El tiempo que siguió fue un túnel negro en el que no alcanzaba a distinguir ninguna salida posible.
Es difícil rebobinar las escenas y hacerme inmune al dolor cuando las veo pasar, una a una, sobre la pantalla de mi mente.
Manuel se volvió una sombra, una prolongación de mi existir.
Tuve que cambiar de teléfono dos veces y siempre se las ingeniaba para conseguir el nuevo número. Finalmente, opté por llevarlo apagado, pero al encenderlo, un mínimo de doce mensajes de voz y otro tanto de texto, aparecían en el visor del aparato.
Di de baja a mi antiguo mail para no tener que seguir leyendo sus cartas, algunas veces en forma de declaración de amor y otras en lenguaje de amenaza.
La única alternativa que logró devolverme un poco de paz fue la de quedarme en casa, aislada del mundo en el que existía Manuel.
Tres semanas después, un día domingo, Javier volvió.
Lloró como un chico abrazado a mi pierna, pidiéndome perdón hasta quedarse sin aliento.
No había ira ni bronca alguna que pudieran no flaquear ante semejante manifestación de amor.
No pude no perdonarlo.
Con él me animé a salir otra vez a la calle y a retomar poco a poco mi vida.

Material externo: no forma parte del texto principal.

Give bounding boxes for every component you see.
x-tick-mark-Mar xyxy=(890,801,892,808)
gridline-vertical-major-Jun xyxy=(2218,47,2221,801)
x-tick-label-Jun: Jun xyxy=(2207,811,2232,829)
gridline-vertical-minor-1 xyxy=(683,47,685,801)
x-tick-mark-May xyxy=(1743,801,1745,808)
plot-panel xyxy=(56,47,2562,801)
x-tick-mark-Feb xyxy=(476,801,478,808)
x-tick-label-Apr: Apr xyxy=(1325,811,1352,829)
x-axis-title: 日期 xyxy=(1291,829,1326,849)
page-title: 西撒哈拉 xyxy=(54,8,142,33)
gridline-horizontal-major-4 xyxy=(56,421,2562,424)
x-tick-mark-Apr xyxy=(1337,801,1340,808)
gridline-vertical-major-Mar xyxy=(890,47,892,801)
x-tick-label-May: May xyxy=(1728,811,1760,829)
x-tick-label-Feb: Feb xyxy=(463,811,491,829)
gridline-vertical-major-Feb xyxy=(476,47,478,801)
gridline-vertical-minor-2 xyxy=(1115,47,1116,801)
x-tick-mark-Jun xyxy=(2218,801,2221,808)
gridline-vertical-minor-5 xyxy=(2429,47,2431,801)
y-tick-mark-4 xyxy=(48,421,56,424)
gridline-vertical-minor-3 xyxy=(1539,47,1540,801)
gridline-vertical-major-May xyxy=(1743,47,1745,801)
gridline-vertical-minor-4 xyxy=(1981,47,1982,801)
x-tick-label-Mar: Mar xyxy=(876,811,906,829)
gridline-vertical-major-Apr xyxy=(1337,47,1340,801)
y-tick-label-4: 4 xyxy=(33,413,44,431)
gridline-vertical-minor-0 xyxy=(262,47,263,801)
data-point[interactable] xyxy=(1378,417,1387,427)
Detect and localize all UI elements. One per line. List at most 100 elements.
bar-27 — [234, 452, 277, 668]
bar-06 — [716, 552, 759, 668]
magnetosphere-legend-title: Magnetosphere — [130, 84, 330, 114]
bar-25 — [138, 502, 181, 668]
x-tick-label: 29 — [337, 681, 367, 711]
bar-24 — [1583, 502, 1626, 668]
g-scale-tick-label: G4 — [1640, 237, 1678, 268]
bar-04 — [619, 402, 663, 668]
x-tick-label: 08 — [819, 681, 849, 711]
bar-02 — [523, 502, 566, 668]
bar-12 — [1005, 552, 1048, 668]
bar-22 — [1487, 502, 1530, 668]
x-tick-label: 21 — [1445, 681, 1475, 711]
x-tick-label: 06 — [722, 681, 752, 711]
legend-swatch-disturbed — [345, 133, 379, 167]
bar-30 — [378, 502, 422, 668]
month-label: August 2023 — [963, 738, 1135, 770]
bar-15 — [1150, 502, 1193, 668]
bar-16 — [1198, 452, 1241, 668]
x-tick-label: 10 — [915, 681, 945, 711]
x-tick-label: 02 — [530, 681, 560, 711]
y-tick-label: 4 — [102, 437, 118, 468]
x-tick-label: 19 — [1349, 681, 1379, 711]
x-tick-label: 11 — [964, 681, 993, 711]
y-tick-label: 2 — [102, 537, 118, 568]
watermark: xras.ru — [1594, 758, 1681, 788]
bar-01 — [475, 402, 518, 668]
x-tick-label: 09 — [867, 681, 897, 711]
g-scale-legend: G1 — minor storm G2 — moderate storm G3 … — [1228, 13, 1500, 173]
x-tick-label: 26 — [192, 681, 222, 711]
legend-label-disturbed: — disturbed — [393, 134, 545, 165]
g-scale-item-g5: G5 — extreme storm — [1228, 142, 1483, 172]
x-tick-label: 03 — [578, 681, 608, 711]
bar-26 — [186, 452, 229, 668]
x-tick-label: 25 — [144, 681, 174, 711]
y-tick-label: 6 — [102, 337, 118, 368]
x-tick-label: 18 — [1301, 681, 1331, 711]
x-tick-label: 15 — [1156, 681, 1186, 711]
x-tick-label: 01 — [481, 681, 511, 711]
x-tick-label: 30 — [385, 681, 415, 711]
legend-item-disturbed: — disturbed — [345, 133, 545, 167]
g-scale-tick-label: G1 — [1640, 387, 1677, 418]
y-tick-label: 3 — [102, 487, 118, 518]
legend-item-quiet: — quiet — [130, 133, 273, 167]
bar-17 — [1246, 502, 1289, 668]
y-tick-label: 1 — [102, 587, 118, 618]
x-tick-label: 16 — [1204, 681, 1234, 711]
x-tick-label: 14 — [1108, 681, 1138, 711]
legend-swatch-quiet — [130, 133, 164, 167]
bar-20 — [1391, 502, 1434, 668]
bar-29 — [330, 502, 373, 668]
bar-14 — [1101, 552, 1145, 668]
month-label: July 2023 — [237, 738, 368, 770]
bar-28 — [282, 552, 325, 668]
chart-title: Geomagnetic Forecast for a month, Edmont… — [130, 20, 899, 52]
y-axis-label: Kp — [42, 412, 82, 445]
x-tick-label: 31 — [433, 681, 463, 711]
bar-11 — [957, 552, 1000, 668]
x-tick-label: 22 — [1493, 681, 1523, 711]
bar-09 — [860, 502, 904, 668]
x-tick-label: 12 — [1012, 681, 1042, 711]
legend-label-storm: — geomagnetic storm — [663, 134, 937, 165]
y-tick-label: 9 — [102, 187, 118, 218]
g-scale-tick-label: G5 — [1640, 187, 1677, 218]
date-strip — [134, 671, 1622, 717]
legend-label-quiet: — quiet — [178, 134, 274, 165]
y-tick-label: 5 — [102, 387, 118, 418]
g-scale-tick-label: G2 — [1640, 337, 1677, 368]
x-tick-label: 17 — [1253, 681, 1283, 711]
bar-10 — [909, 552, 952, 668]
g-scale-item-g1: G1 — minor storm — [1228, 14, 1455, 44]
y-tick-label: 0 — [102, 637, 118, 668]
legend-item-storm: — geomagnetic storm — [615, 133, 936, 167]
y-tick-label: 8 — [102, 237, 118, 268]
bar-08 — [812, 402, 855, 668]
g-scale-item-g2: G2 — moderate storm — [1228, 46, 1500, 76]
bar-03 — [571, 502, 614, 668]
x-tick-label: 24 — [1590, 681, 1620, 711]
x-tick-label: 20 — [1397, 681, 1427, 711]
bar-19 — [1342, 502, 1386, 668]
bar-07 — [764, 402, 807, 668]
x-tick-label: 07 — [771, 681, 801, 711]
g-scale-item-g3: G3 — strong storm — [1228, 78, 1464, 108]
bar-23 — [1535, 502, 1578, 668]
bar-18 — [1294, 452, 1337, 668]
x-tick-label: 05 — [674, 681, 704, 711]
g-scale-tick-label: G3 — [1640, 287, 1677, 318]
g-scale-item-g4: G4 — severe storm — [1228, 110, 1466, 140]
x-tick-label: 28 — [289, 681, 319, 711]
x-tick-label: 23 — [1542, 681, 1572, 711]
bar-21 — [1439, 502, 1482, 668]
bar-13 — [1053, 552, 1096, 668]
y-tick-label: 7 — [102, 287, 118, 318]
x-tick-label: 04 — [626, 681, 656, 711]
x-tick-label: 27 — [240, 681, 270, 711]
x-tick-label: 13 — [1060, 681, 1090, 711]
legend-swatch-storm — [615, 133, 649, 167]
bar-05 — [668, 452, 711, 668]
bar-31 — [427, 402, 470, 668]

La panza crecía, la ilusión de que Manuel se hubiera evaporado también.
Pero la vida ya me tenía acostumbrada a que no podía elegir del menú todas las cosas que me hacían bien.
Si algo estaba en orden, el resto en cualquier momento podía derrumbarse.
Y así fue, dos meses después, mi vida estaría sepultada bajo los escombros.